Optimizing prompts for turn detection

Because Universal-3-Pro’s turn detection is punctuation-based, the way the model punctuates its output directly affects when turns end. Prompting gives you a lever to influence that punctuation behavior and improve turn detection accuracy.

Internal testing on 100 audio samples shows that well-crafted punctuation rules significantly reduce false positives (the model incorrectly signaling a turn end) while maintaining near-perfect recall (catching real turn ends):

PromptAccuracyRecallFalse positive rate
Default88%100%24%
Prompt omitted83%100%34%

The default prompt—used when no prompt is provided—dropped the false positive rate from 34% to 24% compared to no prompt at all. That translates to fewer false interruptions in production voice agent conversations.

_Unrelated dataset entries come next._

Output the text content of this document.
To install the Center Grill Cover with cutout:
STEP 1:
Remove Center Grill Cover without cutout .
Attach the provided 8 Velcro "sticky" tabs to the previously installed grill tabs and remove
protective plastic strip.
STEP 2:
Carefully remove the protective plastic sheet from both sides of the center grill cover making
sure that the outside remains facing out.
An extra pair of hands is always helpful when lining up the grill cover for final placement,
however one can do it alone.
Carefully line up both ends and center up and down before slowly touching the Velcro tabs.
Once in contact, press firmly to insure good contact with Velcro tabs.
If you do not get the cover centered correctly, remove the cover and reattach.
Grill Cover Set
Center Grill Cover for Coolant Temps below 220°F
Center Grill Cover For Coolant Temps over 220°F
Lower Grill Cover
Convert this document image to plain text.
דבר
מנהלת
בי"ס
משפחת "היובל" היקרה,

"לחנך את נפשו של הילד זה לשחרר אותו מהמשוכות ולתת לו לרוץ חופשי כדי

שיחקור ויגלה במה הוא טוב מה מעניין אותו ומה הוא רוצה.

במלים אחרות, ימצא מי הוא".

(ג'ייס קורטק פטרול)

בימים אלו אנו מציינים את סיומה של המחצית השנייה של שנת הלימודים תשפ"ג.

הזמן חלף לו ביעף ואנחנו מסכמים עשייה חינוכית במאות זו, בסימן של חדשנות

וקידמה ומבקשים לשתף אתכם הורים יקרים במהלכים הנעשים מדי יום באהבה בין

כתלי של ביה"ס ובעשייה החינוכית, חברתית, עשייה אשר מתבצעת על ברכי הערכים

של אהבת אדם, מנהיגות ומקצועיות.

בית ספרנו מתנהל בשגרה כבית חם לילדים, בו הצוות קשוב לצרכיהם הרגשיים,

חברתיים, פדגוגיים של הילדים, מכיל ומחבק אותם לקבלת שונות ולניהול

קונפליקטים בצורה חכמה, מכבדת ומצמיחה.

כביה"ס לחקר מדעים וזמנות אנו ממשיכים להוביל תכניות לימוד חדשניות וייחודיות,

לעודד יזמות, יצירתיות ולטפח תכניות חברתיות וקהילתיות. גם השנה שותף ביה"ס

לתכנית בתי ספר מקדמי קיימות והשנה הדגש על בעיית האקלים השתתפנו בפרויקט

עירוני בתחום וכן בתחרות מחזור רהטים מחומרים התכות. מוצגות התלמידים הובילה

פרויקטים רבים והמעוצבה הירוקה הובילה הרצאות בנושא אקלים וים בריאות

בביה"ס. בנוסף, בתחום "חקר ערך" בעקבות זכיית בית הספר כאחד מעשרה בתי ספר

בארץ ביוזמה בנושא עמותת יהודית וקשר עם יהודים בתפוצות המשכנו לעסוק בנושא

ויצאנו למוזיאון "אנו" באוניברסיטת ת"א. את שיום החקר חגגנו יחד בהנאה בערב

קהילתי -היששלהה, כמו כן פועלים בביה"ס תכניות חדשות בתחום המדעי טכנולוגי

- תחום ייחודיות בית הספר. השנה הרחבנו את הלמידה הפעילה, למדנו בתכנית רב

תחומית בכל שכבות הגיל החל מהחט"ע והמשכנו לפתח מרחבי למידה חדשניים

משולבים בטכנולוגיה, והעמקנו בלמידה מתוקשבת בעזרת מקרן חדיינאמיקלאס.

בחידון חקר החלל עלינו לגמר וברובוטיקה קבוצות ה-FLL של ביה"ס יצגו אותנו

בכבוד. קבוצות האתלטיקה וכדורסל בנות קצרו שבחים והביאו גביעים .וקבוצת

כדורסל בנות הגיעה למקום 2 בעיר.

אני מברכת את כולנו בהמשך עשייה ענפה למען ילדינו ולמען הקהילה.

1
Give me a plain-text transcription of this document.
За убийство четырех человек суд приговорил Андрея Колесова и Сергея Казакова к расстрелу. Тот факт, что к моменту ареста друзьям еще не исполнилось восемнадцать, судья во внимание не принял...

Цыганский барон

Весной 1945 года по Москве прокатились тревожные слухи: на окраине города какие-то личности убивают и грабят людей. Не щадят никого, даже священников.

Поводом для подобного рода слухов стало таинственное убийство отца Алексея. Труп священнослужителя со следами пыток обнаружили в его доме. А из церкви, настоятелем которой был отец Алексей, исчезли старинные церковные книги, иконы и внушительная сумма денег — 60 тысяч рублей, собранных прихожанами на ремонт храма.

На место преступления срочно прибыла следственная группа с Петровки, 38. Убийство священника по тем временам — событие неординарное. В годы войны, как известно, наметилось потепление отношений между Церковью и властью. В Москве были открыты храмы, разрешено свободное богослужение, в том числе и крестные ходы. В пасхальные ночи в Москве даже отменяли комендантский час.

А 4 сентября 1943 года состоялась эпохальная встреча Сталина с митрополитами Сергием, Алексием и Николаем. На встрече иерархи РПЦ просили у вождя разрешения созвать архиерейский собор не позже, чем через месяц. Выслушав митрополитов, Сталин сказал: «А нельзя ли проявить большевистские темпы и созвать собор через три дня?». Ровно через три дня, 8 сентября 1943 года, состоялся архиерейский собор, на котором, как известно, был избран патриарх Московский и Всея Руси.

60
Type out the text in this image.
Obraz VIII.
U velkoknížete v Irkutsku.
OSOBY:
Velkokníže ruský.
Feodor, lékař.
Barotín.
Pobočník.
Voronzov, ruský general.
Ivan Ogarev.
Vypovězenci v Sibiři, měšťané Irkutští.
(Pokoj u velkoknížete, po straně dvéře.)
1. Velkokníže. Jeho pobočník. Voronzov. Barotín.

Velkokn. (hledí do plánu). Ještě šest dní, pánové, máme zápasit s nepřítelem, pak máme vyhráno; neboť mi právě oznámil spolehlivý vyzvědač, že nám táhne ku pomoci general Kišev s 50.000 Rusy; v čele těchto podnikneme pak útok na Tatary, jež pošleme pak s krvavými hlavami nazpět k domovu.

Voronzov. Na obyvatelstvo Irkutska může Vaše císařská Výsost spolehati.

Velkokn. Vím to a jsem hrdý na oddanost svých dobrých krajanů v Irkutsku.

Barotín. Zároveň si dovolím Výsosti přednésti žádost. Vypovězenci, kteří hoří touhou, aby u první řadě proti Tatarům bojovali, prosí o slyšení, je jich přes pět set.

Key takeaways for prompt design:

  1. The default prompt already optimizes for turn detection. When the prompt is omitted entirely, Universal-3-Pro still achieves 83% accuracy thanks to its built-in punctuation behavior—but the built-in default prompt raises this to 88%. Try the default before customizing.
  2. Concrete punctuation rules work best. The model responds better to specific formatting instructions (like “use period only for complete sentences”) than to abstract conversational framing. Keep custom prompts focused on punctuation behavior.
  3. Explicitly mark filler words as continuation signals. Words like “um”, “uh”, “so”, and “like” commonly appear at the end of incomplete utterances. Instructing the model that these indicate the speaker will continue is a high-signal rule that reduces false turn ends.
  4. Recall is near-perfect across all approaches. The punctuation-based system rarely misses a real turn end. The main optimization lever is reducing false positives—cases where the model signals a turn end on an incomplete utterance.